Food for Thoughts

Prose: novel and short story

  1.      Though plot may be said, at its simplest level, to be a sequence of events, what truly distinguishes prose fiction is the use of narrative disruption: impediment, detour, diversion, or digression. In at least two works in you study, how have writers created narrative disruption and to what effect?
  2.     “Successful characterization involves taking the reader to the heart, to the inner core, of an imagined person.” In at least two works in your study, discuss by what means and with what degree of success authors have tried to “take you to the heart” of their characters.
  3. A moral or a lesson is a common convention in stories. In what ways and for what purposes have at least two of your chosen authors either adhered to or subverted this convention?
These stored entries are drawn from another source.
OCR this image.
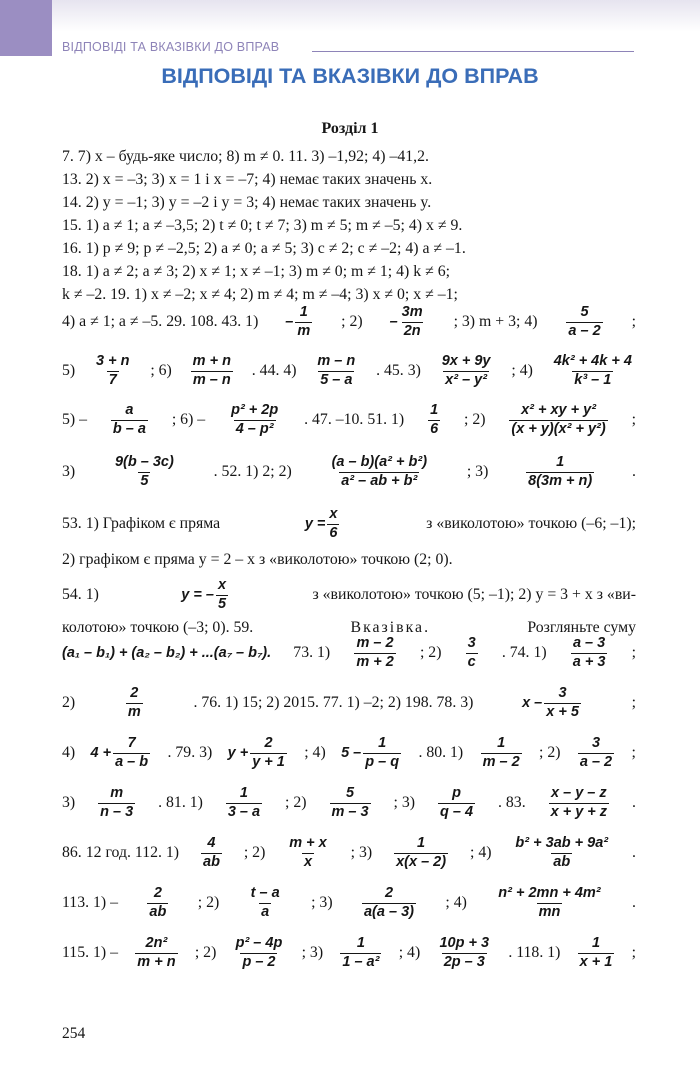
ВІДПОВІДІ ТА ВКАЗІВКИ ДО ВПРАВ
ВІДПОВІДІ ТА ВКАЗІВКИ ДО ВПРАВ
Розділ 1
7. 7) x – будь-яке число; 8) m ≠ 0. 11. 3) –1,92; 4) –41,2.
13. 2) x = –3; 3) x = 1 і x = –7; 4) немає таких значень x.
14. 2) y = –1; 3) y = –2 і y = 3; 4) немає таких значень y.
15. 1) a ≠ 1; a ≠ –3,5; 2) t ≠ 0; t ≠ 7; 3) m ≠ 5; m ≠ –5; 4) x ≠ 9.
16. 1) p ≠ 9; p ≠ –2,5; 2) a ≠ 0; a ≠ 5; 3) c ≠ 2; c ≠ –2; 4) a ≠ –1.
18. 1) a ≠ 2; a ≠ 3; 2) x ≠ 1; x ≠ –1; 3) m ≠ 0; m ≠ 1; 4) k ≠ 6;
k ≠ –2. 19. 1) x ≠ –2; x ≠ 4; 2) m ≠ 4; m ≠ –4; 3) x ≠ 0; x ≠ –1;
4) a ≠ 1; a ≠ –5. 29. 108. 43. 1) –
1
m
; 2) –
3m
2n
; 3) m + 3; 4)
5
a – 2
;
5)
3 + n
7
; 6)
m + n
m – n
. 44. 4)
m – n
5 – a
. 45. 3)
9x + 9y
x² – y²
; 4)
4k² + 4k + 4
k³ – 1
5) –
a
b – a
; 6) –
p² + 2p
4 – p²
. 47. –10. 51. 1)
1
6
; 2)
x² + xy + y²
(x + y)(x² + y²)
;
3)
9(b – 3c)
5
. 52. 1) 2; 2)
(a – b)(a² + b²)
a² – ab + b²
; 3)
1
8(3m + n)
.
53. 1) Графіком є пряма	$y = \frac{x}{6}$	з «виколотою» точкою (–6; –1);
2) графіком є пряма y = 2 – x з «виколотою» точкою (2; 0).
54. 1)	y = –
x
5
з «виколотою» точкою (5; –1); 2) y = 3 + x з «ви-
колотою» точкою (–3; 0). 59.	Вказівка.	Розгляньте суму
(a₁ – b₁) + (a₂ – b₂) + ...(a₇ – b₇). 73. 1)
m – 2
m + 2
; 2)
3
c
. 74. 1)
a – 3
a + 3
;
2)
2
m
. 76. 1) 15; 2) 2015. 77. 1) –2; 2) 198. 78. 3)	x –
3
x + 5
;
4) $4 + \frac{7}{a - b}$ . 79. 3) $y + \frac{2}{y + 1}$ ; 4) 5 –
1
p – q
. 80. 1)
1
m – 2
; 2)
3
a – 2
;
3)
m
n – 3
. 81. 1)
1
3 – a
; 2)
5
m – 3
; 3)
p
q – 4
. 83.
x – y – z
x + y + z
.
86. 12 год. 112. 1)
4
ab
; 2)
m + x
x
; 3)
1
x(x – 2)
; 4)
b² + 3ab + 9a²
ab
.
113. 1) –
2
ab
; 2)
t – a
a
; 3)
2
a(a – 3)
; 4)
n² + 2mn + 4m²
mn
.
115. 1) –
2n²
m + n
; 2)
p² – 4p
p – 2
; 3)
1
1 – a²
; 4)
10p + 3
2p – 3
. 118. 1)
1
x + 1
;
254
  4.  this quote from Morrison really grabbed my attention: “I felt that nobody wrote about those black people the way I knew those people to be. And I was aware of that fact, that it was rare. Aware that there was an enormous amount of apology going on, even in the best writing. But more important than that, there was so much explanation…the black writers always explained something to somebody else. And I didn’t want to explain anything to anybody else! …If I could understand Emily Dickinson—you know, she wasn’t writing for a black audience or a white audience; she was writing whatever she wrote! I think if you do that, if you hone in on what you write, it will be universal…not the other way around!”